S&H Film Review
Chaplin adapted by Carl Davis The Gold
Rush Charles Chaplin, Mack Swain, Georgia Hale. London Philharmonic
Orchestra/Carl Davis 2 December 2000
Large screen projection of silent films behind the full LPO on the Festival Hall platform is a winning formula, and this occasion was of special interest because the music was by Charlie Chaplin himself and the 1925 score had been reconstructed closely by Carl Davis. The illustrated programme, always informative in this series, discuss the vicissitudes of the restoration process until the best possible prints are brought to an avid international public. Large halls are easily filled and these occasions are regularly memorable.
The Gold Rush is the one in which gold prospectors are shadowed by a black bear, starvation enforces a diet of boiled boot - the laces delicately manipulated like spaghetti - and a wooden cabin comes to an exceedingly precariously balanced halt on the edge of oblivion, its see-sawing depending on the relative weight of Charlie and his huge companion.
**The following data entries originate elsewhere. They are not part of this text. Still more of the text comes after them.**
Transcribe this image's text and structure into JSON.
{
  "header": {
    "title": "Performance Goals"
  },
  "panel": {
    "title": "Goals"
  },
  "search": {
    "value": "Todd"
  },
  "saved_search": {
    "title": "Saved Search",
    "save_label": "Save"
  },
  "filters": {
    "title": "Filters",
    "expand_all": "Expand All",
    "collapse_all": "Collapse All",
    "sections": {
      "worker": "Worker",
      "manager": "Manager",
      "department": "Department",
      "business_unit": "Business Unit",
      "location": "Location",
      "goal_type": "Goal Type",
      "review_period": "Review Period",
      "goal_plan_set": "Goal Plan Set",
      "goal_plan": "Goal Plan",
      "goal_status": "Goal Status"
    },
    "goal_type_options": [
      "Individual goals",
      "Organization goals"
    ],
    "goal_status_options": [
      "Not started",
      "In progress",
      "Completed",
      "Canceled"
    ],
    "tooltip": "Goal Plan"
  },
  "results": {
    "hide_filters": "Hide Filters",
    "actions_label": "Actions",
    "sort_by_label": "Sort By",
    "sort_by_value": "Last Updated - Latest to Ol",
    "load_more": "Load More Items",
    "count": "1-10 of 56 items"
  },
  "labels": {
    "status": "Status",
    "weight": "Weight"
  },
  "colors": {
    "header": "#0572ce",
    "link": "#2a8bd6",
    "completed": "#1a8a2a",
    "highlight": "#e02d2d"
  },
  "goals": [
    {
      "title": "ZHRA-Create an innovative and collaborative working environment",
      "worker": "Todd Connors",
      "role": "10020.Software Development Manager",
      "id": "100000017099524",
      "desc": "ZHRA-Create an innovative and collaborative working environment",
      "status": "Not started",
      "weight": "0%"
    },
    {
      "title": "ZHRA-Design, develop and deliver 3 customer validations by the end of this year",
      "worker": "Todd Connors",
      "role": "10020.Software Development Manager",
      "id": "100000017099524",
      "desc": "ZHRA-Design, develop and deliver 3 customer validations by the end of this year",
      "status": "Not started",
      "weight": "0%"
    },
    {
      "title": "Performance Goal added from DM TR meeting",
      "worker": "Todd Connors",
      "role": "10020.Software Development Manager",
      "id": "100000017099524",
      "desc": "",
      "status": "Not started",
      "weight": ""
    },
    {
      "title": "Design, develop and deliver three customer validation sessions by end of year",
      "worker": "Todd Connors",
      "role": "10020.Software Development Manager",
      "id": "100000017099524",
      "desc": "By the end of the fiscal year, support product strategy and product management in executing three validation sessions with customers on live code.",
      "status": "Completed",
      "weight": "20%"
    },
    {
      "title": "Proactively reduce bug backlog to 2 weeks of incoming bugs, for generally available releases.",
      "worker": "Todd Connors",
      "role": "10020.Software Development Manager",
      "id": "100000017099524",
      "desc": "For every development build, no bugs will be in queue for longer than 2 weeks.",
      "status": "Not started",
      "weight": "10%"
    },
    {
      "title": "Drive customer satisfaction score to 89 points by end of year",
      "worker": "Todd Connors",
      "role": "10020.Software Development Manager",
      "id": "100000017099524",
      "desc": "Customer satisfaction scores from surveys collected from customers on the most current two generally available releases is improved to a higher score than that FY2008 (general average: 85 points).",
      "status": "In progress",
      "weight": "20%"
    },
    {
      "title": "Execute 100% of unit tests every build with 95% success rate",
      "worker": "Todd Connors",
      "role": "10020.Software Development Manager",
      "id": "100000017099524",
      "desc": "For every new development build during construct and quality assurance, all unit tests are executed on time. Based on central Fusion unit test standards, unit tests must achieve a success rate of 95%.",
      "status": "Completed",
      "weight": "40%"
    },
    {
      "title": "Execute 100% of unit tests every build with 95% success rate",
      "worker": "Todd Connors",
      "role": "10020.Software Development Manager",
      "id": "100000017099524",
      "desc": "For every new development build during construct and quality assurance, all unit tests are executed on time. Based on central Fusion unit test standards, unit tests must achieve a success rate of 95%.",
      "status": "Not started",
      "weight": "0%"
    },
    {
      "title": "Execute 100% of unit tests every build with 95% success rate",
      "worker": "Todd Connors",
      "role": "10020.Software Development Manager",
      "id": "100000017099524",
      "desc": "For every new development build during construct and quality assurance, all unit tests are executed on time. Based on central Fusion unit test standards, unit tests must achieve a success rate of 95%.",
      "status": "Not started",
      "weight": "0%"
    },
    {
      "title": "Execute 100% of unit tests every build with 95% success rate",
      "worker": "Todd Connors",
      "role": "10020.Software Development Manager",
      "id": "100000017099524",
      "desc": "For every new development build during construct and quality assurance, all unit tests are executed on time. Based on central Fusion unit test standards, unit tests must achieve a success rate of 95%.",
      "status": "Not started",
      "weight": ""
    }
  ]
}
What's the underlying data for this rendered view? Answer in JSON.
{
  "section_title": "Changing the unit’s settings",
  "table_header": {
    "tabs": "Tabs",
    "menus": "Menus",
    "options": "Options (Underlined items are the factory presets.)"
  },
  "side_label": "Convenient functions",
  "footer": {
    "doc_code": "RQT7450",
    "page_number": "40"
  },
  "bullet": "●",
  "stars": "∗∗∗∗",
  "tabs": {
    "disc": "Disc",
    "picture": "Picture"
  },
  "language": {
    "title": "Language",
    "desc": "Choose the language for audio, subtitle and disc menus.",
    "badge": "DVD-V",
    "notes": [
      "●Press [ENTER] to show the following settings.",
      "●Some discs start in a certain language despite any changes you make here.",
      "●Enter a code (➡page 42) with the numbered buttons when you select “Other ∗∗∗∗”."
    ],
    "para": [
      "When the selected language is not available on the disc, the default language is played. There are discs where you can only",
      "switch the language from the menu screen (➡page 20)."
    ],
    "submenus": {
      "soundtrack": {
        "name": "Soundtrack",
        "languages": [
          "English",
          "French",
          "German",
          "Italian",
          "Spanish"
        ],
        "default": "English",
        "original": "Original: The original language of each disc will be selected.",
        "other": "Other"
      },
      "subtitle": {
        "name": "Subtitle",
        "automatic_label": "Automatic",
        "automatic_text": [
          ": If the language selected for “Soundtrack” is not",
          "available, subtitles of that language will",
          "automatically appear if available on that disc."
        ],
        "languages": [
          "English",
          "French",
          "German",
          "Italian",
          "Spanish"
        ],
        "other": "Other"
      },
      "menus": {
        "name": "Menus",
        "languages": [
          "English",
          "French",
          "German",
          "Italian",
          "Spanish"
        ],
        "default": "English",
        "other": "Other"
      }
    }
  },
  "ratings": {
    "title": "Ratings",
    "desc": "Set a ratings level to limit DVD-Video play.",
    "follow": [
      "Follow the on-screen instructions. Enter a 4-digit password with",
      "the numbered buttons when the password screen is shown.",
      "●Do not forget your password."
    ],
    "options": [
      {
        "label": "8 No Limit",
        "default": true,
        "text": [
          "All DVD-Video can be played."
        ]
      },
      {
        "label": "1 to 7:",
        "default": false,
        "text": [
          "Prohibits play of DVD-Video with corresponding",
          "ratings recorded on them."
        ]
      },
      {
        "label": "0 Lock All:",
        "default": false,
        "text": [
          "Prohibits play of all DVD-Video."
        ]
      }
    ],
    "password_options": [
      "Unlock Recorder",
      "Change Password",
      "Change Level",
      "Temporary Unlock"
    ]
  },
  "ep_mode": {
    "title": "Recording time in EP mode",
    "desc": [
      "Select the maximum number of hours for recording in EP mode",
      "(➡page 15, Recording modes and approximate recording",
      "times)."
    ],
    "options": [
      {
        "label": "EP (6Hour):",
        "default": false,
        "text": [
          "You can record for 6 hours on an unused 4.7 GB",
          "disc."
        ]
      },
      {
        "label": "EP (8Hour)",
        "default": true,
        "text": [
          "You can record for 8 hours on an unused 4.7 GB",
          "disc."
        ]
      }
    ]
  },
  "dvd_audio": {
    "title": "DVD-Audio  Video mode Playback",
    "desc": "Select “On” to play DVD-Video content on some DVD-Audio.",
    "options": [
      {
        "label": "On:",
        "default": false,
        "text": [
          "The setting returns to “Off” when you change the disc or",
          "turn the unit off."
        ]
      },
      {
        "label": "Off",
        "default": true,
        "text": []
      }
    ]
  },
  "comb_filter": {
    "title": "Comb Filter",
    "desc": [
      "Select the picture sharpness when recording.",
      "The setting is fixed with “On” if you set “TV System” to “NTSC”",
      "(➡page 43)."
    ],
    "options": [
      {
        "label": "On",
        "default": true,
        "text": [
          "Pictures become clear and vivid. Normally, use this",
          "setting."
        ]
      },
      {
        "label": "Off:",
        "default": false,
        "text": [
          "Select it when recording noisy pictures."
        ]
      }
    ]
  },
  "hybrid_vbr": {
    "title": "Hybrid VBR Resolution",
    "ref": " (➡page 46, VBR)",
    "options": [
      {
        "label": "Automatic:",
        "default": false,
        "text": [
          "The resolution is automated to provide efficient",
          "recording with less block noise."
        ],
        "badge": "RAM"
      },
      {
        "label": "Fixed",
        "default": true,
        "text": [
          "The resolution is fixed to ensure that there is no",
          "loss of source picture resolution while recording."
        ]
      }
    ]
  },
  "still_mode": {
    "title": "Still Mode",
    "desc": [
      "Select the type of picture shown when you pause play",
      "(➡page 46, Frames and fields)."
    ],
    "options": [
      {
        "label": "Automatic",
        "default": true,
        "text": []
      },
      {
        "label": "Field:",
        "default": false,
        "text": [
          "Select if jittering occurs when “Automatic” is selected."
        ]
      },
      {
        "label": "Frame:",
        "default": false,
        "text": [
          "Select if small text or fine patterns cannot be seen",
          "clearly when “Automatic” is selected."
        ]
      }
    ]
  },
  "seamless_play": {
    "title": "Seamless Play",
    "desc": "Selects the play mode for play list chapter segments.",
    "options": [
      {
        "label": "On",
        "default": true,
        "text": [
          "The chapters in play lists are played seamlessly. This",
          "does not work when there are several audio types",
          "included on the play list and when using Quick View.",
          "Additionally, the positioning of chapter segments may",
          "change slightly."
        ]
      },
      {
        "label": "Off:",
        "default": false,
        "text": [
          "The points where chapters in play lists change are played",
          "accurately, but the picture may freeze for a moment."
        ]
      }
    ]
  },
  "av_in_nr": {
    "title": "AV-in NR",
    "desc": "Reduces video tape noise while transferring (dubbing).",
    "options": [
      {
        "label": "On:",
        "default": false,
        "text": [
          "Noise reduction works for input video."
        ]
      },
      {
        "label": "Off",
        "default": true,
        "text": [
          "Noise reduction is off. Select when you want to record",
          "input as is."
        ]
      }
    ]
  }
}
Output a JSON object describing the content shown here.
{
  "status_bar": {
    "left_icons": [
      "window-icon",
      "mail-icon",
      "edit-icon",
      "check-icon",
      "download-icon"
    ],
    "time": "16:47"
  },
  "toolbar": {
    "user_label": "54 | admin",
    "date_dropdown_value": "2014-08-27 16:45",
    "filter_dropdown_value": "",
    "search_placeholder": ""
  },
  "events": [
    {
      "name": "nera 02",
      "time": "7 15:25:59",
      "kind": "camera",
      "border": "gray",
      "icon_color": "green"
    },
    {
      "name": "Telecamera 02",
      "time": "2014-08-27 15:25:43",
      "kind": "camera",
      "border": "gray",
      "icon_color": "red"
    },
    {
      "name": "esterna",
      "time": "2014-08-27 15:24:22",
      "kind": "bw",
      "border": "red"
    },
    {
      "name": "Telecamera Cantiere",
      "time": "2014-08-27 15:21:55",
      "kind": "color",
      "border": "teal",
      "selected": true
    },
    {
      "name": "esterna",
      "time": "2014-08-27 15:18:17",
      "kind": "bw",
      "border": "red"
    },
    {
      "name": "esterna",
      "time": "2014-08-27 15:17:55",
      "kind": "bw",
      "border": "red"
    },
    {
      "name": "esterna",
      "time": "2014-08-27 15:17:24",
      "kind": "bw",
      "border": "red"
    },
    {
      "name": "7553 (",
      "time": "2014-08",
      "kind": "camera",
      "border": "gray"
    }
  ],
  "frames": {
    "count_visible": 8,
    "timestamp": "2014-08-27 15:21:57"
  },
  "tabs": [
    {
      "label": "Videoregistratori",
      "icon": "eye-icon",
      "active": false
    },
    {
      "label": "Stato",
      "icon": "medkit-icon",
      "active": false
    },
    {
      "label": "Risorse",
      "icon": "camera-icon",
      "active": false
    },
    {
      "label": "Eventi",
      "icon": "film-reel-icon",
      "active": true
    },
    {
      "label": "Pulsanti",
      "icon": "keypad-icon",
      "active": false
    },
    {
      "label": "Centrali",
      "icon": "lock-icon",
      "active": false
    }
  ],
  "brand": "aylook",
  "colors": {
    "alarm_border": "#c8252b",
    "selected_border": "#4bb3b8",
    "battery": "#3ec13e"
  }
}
The music serves well in its place, and in later life Chaplin composed (with help) scores for a number of other silent films. It was played by the LPO with the right mixture of gusto and swooning sentimentality, and no-one would want it different. One admired again the extraordinarily subtle and precise communication that these film actors achieved, leaving you to guess (often quite easily) what they are thinking, feeling or saying. Chaplin believed in a thorough grounding in pantomime, and that a tiny gesture may convey more than a hundred words.
The response from a packed RFH was tumultuous and badges of members of the Chaplin Society, who would have travelled from far and wide, were much in evidence.
The next Silver Screen Classic to be shown with full orchestral accompaniment by the LPO will be Intolerance by D.W. Griffith (1916) with an original score by Carl Davis, who conducts as usual - Saturday 20 January.
Meanwhile, for the transition between Silent and Talkie Movies, treat yourself to Singing in the Rain at the Royal National Theatre.